One thing I've always found funny about college freshmen is that we (I have) all seem to share similar sentiments which totally disappear later on in life. For example, one of our employees is going to college and says "I'd take a cut in pay to do something I liked, rather than take a high paying job which I didn't". Man will he abandon those but quick when he leaves college.
Another thing he keeps harping on is how he wants to be a teacher, yet knows next to nothing about what the career entails, or even what he needs to be majoring in to get there. He felt that simply an English degree would make him a teacher, when our state specifically requires some sort of education major, or at the very least two additional years through an accreditation service.
I find that crowd to be young and idealistic, to usually have a rosey picture of the world around them without considering all the crow they have to eat in order to get where they want. Most are very confident about what they want to do but very unwilling to either acknowledge or put forth the effort that it takes to acquire it -- mostly because in reality they don't know what they want to do. This is why professions like teacher, doctor, business and lawyer are such buzzwords amongst incoming freshman; it's the only jobs they really know. It might never occur to them that they will, more than likely, change careers seven or more times in their lives, even within their fields, and more than likely not necessarily use their major for anything.

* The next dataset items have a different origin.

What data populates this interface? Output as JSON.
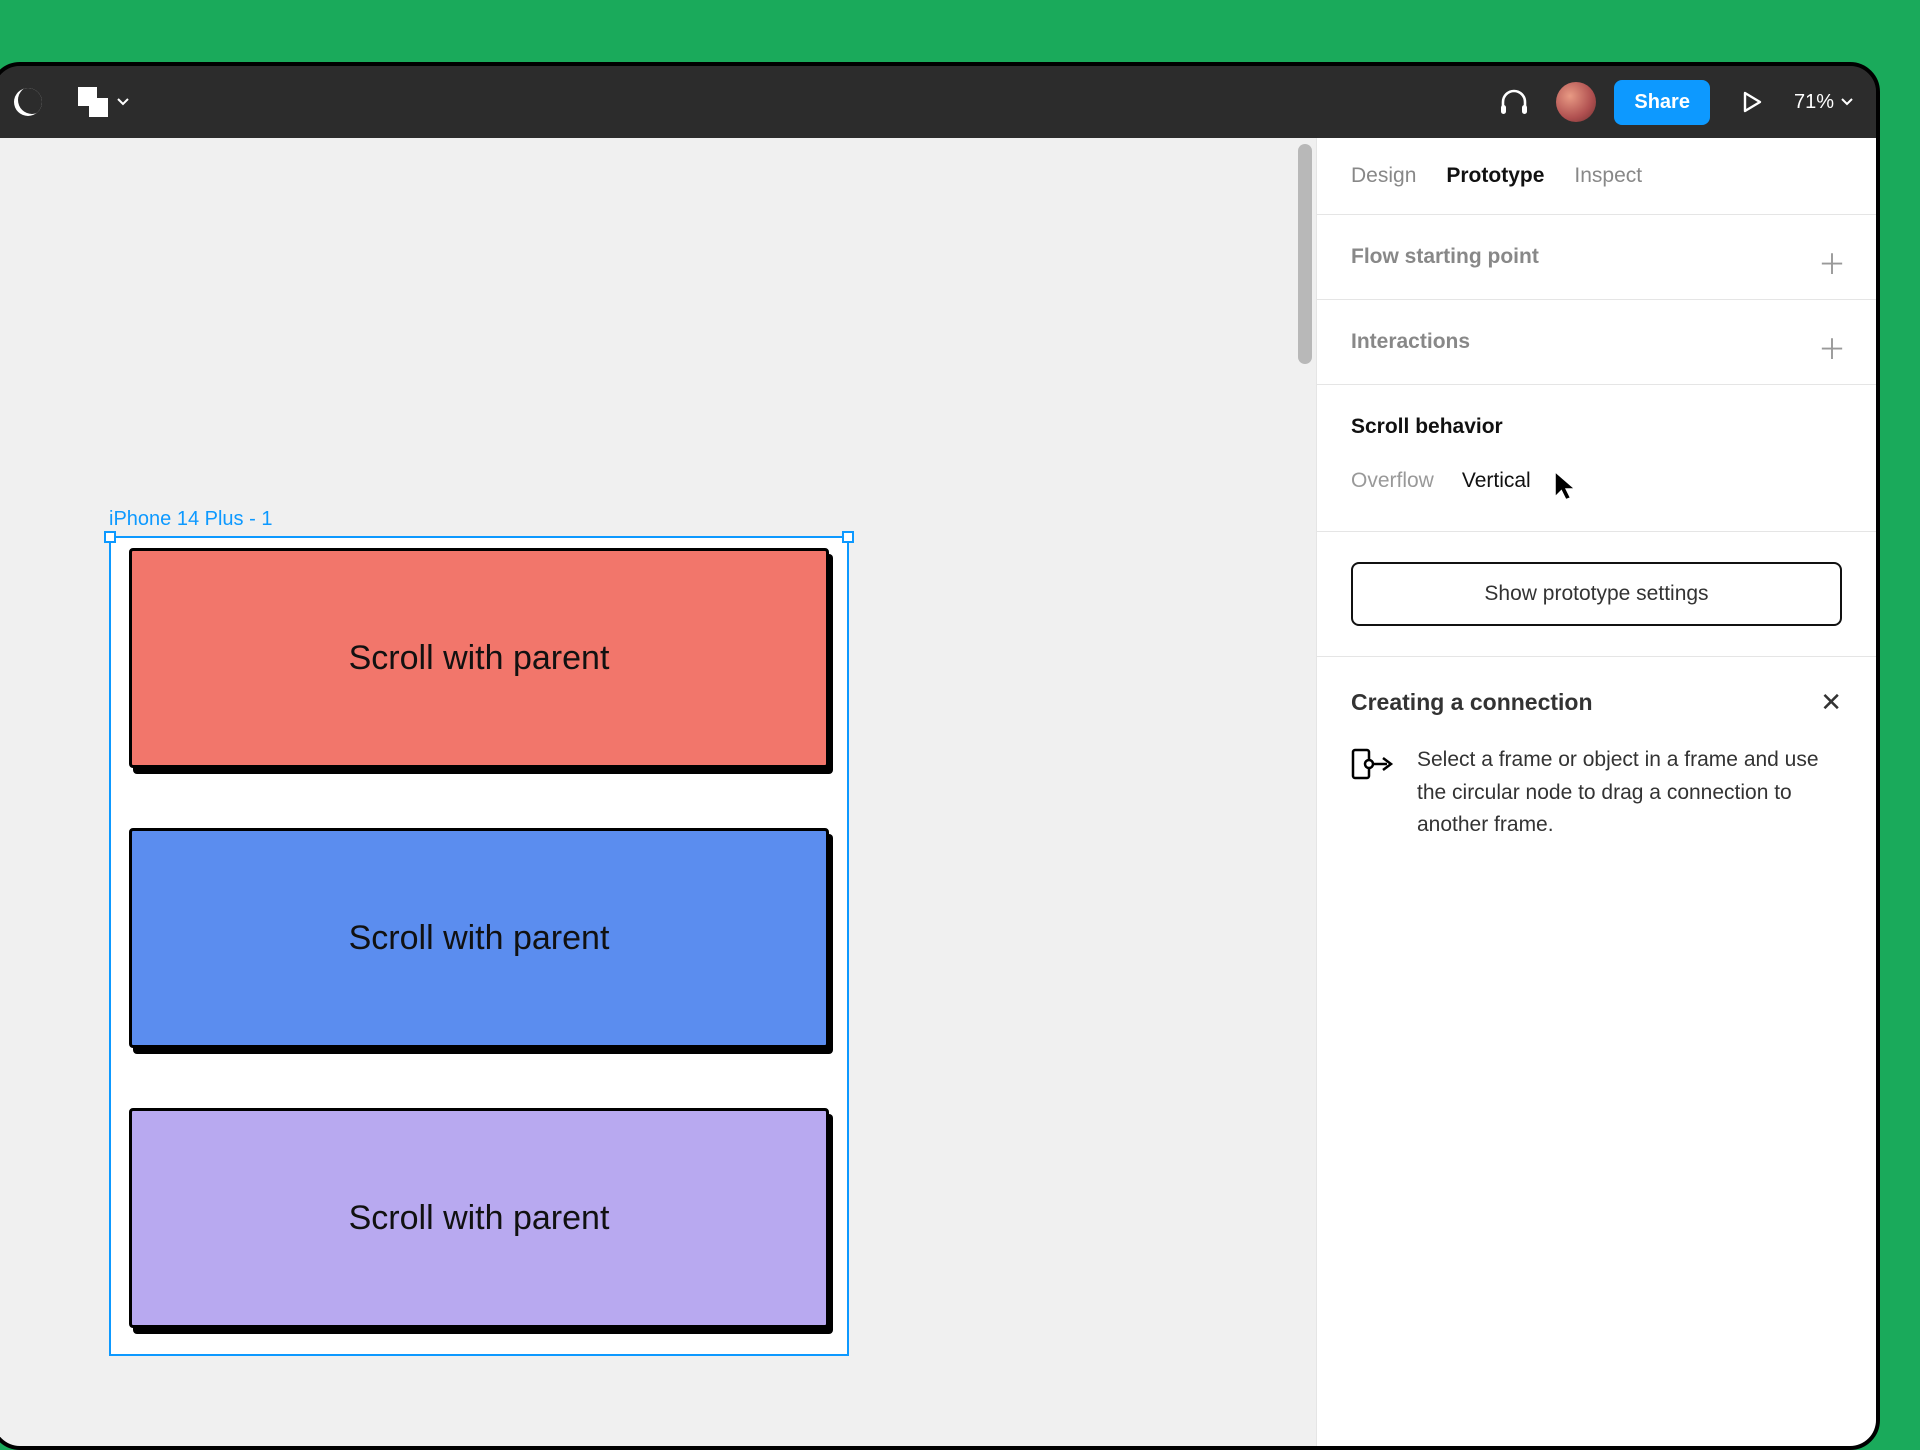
{
  "toolbar": {
    "share_label": "Share",
    "zoom_label": "71%"
  },
  "tabs": {
    "design": "Design",
    "prototype": "Prototype",
    "inspect": "Inspect"
  },
  "sections": {
    "flow_title": "Flow starting point",
    "interactions_title": "Interactions",
    "scroll_title": "Scroll behavior",
    "overflow_label": "Overflow",
    "overflow_value": "Vertical",
    "proto_settings_btn": "Show prototype settings"
  },
  "hint": {
    "title": "Creating a connection",
    "body": "Select a frame or object in a frame and use the circular node to drag a connection to another frame."
  },
  "canvas": {
    "frame_name": "iPhone 14 Plus - 1",
    "card_label": "Scroll with parent"
  }
}
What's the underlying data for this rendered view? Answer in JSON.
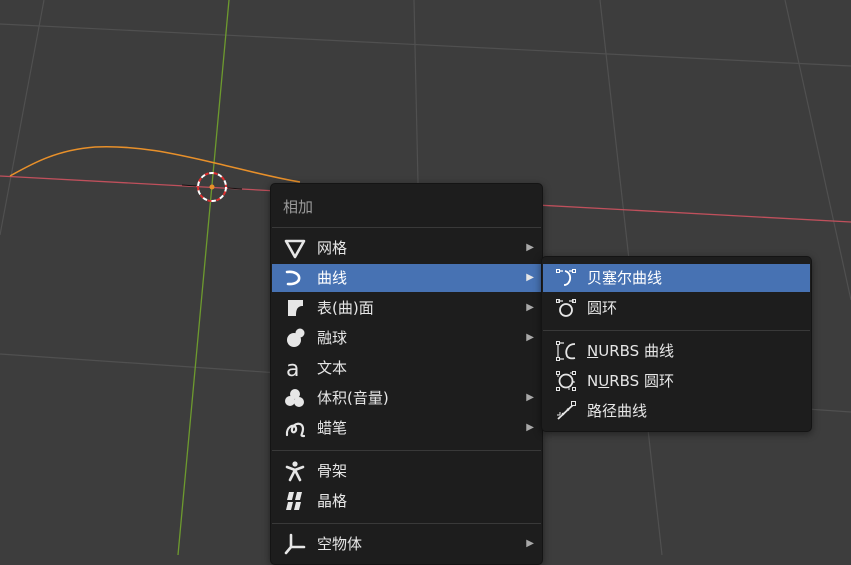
{
  "colors": {
    "viewport_bg": "#3d3d3d",
    "grid_line": "#505050",
    "x_axis": "#c0505c",
    "y_axis": "#6d9a2e",
    "curve": "#e8902a",
    "menu_bg": "#1d1d1d",
    "highlight": "#4772b3"
  },
  "add_menu": {
    "title": "相加",
    "items": [
      {
        "label": "网格",
        "icon": "mesh-icon",
        "has_submenu": true
      },
      {
        "label": "曲线",
        "icon": "curve-icon",
        "has_submenu": true,
        "highlighted": true
      },
      {
        "label": "表(曲)面",
        "icon": "surface-icon",
        "has_submenu": true
      },
      {
        "label": "融球",
        "icon": "metaball-icon",
        "has_submenu": true
      },
      {
        "label": "文本",
        "icon": "text-icon",
        "has_submenu": false
      },
      {
        "label": "体积(音量)",
        "icon": "volume-icon",
        "has_submenu": true
      },
      {
        "label": "蜡笔",
        "icon": "grease-pencil-icon",
        "has_submenu": true
      },
      {
        "label": "骨架",
        "icon": "armature-icon",
        "has_submenu": false
      },
      {
        "label": "晶格",
        "icon": "lattice-icon",
        "has_submenu": false
      },
      {
        "label": "空物体",
        "icon": "empty-icon",
        "has_submenu": true
      }
    ],
    "submenu_arrow": "▶"
  },
  "curve_submenu": {
    "items": [
      {
        "label": "贝塞尔曲线",
        "icon": "bezier-curve-icon",
        "highlighted": true
      },
      {
        "label": "圆环",
        "icon": "bezier-circle-icon"
      },
      {
        "label_underlined": "N",
        "label_rest": "URBS 曲线",
        "icon": "nurbs-curve-icon"
      },
      {
        "label_pre": "N",
        "label_underlined": "U",
        "label_rest": "RBS 圆环",
        "icon": "nurbs-circle-icon"
      },
      {
        "label": "路径曲线",
        "icon": "path-curve-icon"
      }
    ]
  }
}
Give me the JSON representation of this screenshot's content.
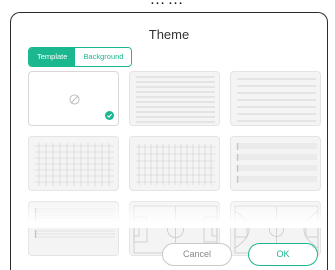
{
  "dialog": {
    "title": "Theme",
    "tabs": [
      {
        "label": "Template",
        "active": true
      },
      {
        "label": "Background",
        "active": false
      }
    ],
    "templates": [
      {
        "name": "None",
        "icon": "no-symbol-icon",
        "selected": true
      },
      {
        "name": "Lined narrow",
        "icon": "lined-icon",
        "selected": false
      },
      {
        "name": "Lined wide",
        "icon": "lined-icon",
        "selected": false
      },
      {
        "name": "Grid",
        "icon": "grid-icon",
        "selected": false
      },
      {
        "name": "Grid fine",
        "icon": "grid-icon",
        "selected": false
      },
      {
        "name": "Music staff",
        "icon": "staff-icon",
        "selected": false
      },
      {
        "name": "Music staff alt",
        "icon": "staff-icon",
        "selected": false
      },
      {
        "name": "Soccer field",
        "icon": "soccer-field-icon",
        "selected": false
      },
      {
        "name": "Basketball court",
        "icon": "basketball-court-icon",
        "selected": false
      }
    ],
    "cancel_label": "Cancel",
    "ok_label": "OK"
  },
  "colors": {
    "accent": "#1bb78f"
  }
}
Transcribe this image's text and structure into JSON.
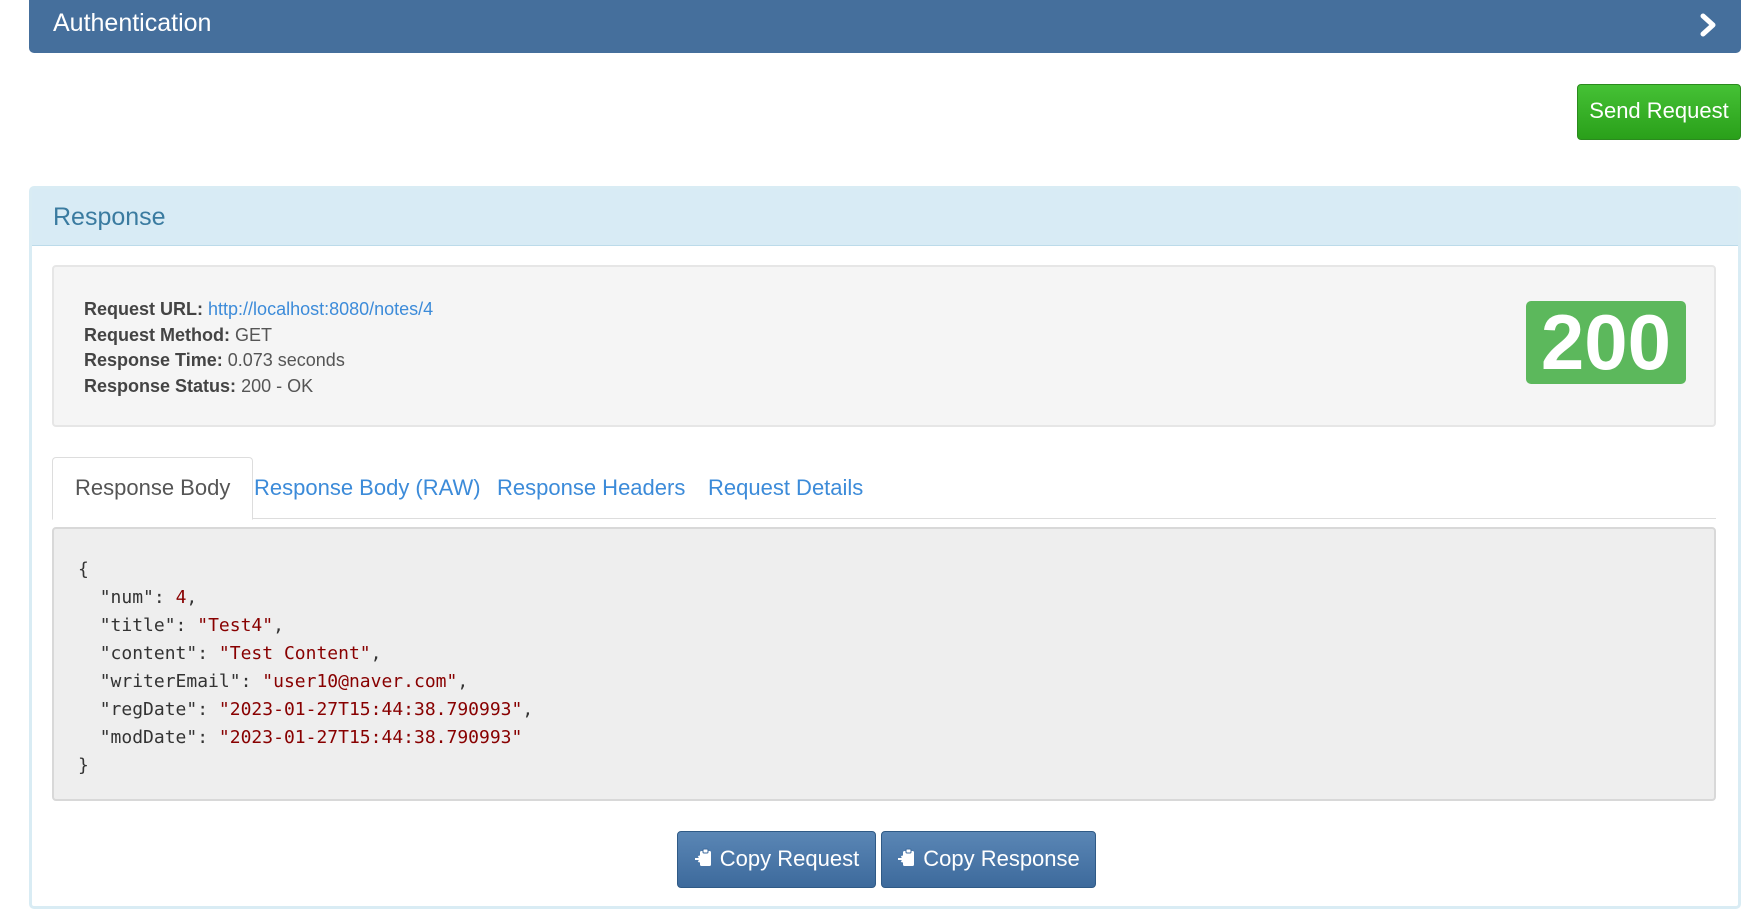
{
  "auth": {
    "title": "Authentication",
    "chevron_icon": "chevron-right-icon"
  },
  "send_button": {
    "label": "Send Request"
  },
  "response": {
    "title": "Response",
    "info": {
      "url_label": "Request URL:",
      "url_value": "http://localhost:8080/notes/4",
      "method_label": "Request Method:",
      "method_value": "GET",
      "time_label": "Response Time:",
      "time_value": "0.073 seconds",
      "status_label": "Response Status:",
      "status_value": "200 - OK"
    },
    "status_badge": "200",
    "status_color": "#5cb85c",
    "tabs": [
      {
        "label": "Response Body",
        "active": true
      },
      {
        "label": "Response Body (RAW)",
        "active": false
      },
      {
        "label": "Response Headers",
        "active": false
      },
      {
        "label": "Request Details",
        "active": false
      }
    ],
    "body": {
      "open_brace": "{",
      "close_brace": "}",
      "fields": [
        {
          "key": "\"num\"",
          "value": "4",
          "suffix": ","
        },
        {
          "key": "\"title\"",
          "value": "\"Test4\"",
          "suffix": ","
        },
        {
          "key": "\"content\"",
          "value": "\"Test Content\"",
          "suffix": ","
        },
        {
          "key": "\"writerEmail\"",
          "value": "\"user10@naver.com\"",
          "suffix": ","
        },
        {
          "key": "\"regDate\"",
          "value": "\"2023-01-27T15:44:38.790993\"",
          "suffix": ","
        },
        {
          "key": "\"modDate\"",
          "value": "\"2023-01-27T15:44:38.790993\"",
          "suffix": ""
        }
      ]
    },
    "copy_request_label": "Copy Request",
    "copy_response_label": "Copy Response",
    "copy_icon": "clipboard-icon"
  },
  "colors": {
    "header_blue": "#456f9c",
    "send_green": "#2aa01a",
    "link_blue": "#3c8bd9",
    "json_string": "#880000"
  }
}
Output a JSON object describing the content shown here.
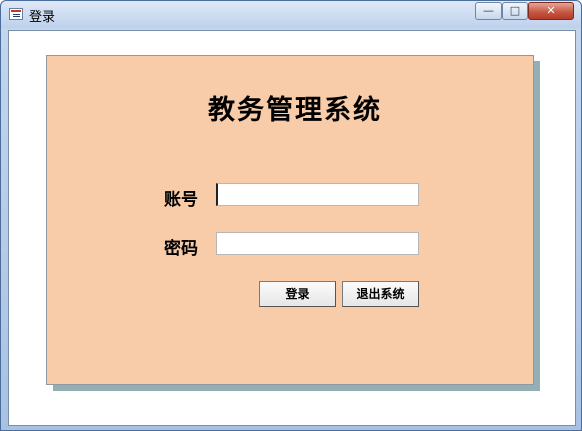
{
  "window": {
    "title": "登录",
    "controls": {
      "minimize": "—",
      "maximize": "□",
      "close": "✕"
    }
  },
  "form": {
    "system_title": "教务管理系统",
    "account_label": "账号",
    "account_value": "",
    "password_label": "密码",
    "password_value": "",
    "login_button": "登录",
    "exit_button": "退出系统"
  },
  "colors": {
    "panel_bg": "#f8cca8",
    "panel_shadow": "#93afb3",
    "close_button": "#c75a45"
  },
  "icons": [
    "app-form-icon",
    "minimize-icon",
    "maximize-icon",
    "close-icon"
  ]
}
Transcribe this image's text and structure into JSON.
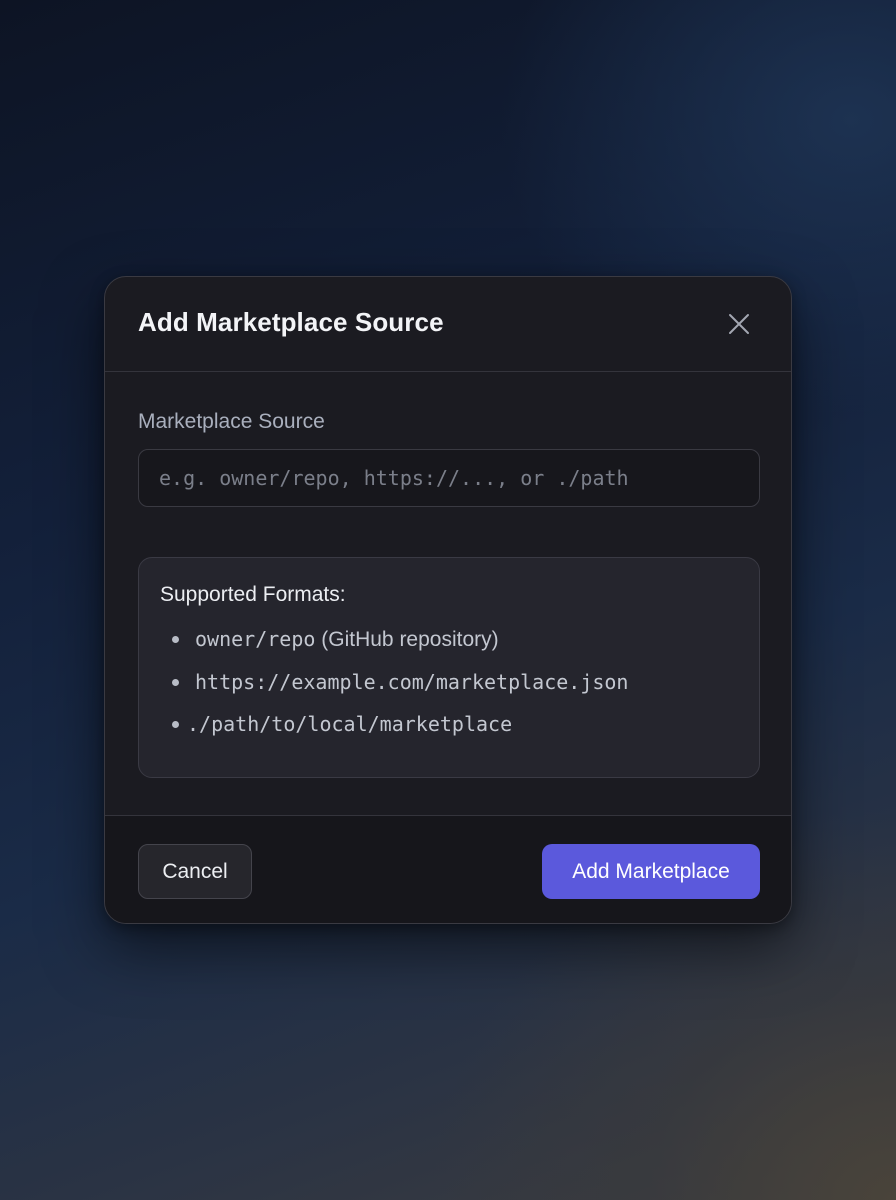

I know English majors who do accounting, for example. I know Business majors, lots of them, who end up as personal trainers. I also know many, many, political science majors who couldn't do politics, and probably never will.
I think the mindset of a freshman comes from the invincibility complex so common in teenagers and young adults. The same reason we feel endless sex, drinking and drugs are a-okay, while they might go to pre-med class the next day and read exactly why those behaviors are taking good years off their life. It's funny, I've come to realize I don't really want to make some ******ed kid smile, or feed the poor, because those things don't make any money. Boy, that sounds crass, but the world makes you crass.
If I could give advice to myself back then from now, I would say this:
You can change the world, but you need to play by it's rules first. If you think the world is going to be overcome by your pop culture knowledge, or ability to list all the Presidents and talk at length about Plato's republic, you're wrong. All the world cares about is results, showing you can be dependable at work, and that you can make money.
After you make your money, then, and only then can you start to make a real impact. Selling out is a part of growing out because you need contacts and people who are willing to take a risk on you to do what you want to do. You can't power an industry or effort on hopes and dreams, no more than you can power your car on grass clippings.
If you want to try to be a human who contributes something to society understand you have to work your way up.